Implementation of a block-decomposition algorithm for solving large-scale conic semidefinite programming problems

Abstract

In this paper, we consider block-decomposition first-order methods for solving large-scale conic semidefinite programming problems given in standard form. Several ingredients are introduced to speed-up the method in its pure form such as: an aggressive choice of stepsize for performing the extragradient step; use of scaled inner products; dynamic update of the scaled inner product for properly balancing the primal and dual relative residuals; and proper choices of the initial primal and dual iterates, as well as the initial parameter for the scaled inner product. Finally, we present computational results showing that our method outperforms the two most competitive codes for large-scale conic semidefinite programs, namely: the boundary-point method introduced by Povh et al. and the Newton-CG augmented Lagrangian method by Zhao et al.

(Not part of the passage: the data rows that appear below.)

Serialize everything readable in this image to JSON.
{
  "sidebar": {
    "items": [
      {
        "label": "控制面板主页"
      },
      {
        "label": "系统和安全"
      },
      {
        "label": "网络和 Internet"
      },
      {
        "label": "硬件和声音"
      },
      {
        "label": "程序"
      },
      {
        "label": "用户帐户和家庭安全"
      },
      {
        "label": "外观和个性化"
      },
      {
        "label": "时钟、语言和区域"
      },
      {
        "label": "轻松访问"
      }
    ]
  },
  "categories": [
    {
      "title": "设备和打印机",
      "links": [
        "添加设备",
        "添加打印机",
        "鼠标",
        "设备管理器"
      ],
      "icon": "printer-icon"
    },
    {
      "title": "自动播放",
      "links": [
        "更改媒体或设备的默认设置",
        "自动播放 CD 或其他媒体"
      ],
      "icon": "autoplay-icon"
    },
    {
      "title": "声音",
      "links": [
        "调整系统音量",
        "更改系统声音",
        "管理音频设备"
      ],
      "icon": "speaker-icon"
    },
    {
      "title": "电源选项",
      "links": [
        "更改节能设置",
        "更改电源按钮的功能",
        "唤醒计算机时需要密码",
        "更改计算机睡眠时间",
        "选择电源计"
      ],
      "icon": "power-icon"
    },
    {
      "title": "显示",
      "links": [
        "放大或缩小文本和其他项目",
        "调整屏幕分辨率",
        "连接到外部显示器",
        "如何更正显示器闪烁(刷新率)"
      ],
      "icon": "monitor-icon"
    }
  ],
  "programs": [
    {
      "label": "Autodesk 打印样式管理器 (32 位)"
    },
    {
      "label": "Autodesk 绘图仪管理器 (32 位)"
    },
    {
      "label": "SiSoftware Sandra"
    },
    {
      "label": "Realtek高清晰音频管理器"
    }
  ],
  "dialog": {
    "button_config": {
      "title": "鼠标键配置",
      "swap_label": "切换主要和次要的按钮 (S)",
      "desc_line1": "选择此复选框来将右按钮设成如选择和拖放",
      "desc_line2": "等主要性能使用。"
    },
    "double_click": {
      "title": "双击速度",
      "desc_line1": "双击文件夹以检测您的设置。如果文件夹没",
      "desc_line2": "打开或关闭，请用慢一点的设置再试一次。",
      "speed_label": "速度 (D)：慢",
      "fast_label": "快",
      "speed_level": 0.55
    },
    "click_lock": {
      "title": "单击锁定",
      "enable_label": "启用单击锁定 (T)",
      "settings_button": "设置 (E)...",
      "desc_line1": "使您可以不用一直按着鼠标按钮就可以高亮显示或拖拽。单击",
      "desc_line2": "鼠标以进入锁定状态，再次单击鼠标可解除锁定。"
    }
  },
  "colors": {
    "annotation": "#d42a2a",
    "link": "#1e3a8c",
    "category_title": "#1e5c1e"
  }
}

Appendix: Technical results

Lemma 5.1

Theorem 2.2 in [1]

Given a self adjoint positive definite linear mapping \(\mathcal{U}:\mathcal {Y}\to \mathcal{Y}\) and a random vector \(y\in\mathcal{Y}\) uniformly distributed on a ball, we have that

$$\mathbb{E} \biggl(\frac{\Vert \mathcal{U}^{1/2}y\Vert ^{2}}{\Vert \mathcal{U}\Vert \Vert y\Vert ^{2}} \biggr )=\frac {1}{\sigma_{m}} \frac{\sum\sigma_{i}}{m}\le1 $$

where σ ₁≤⋯≤σ _m are the eigenvalues values of \(\mathcal{U}\).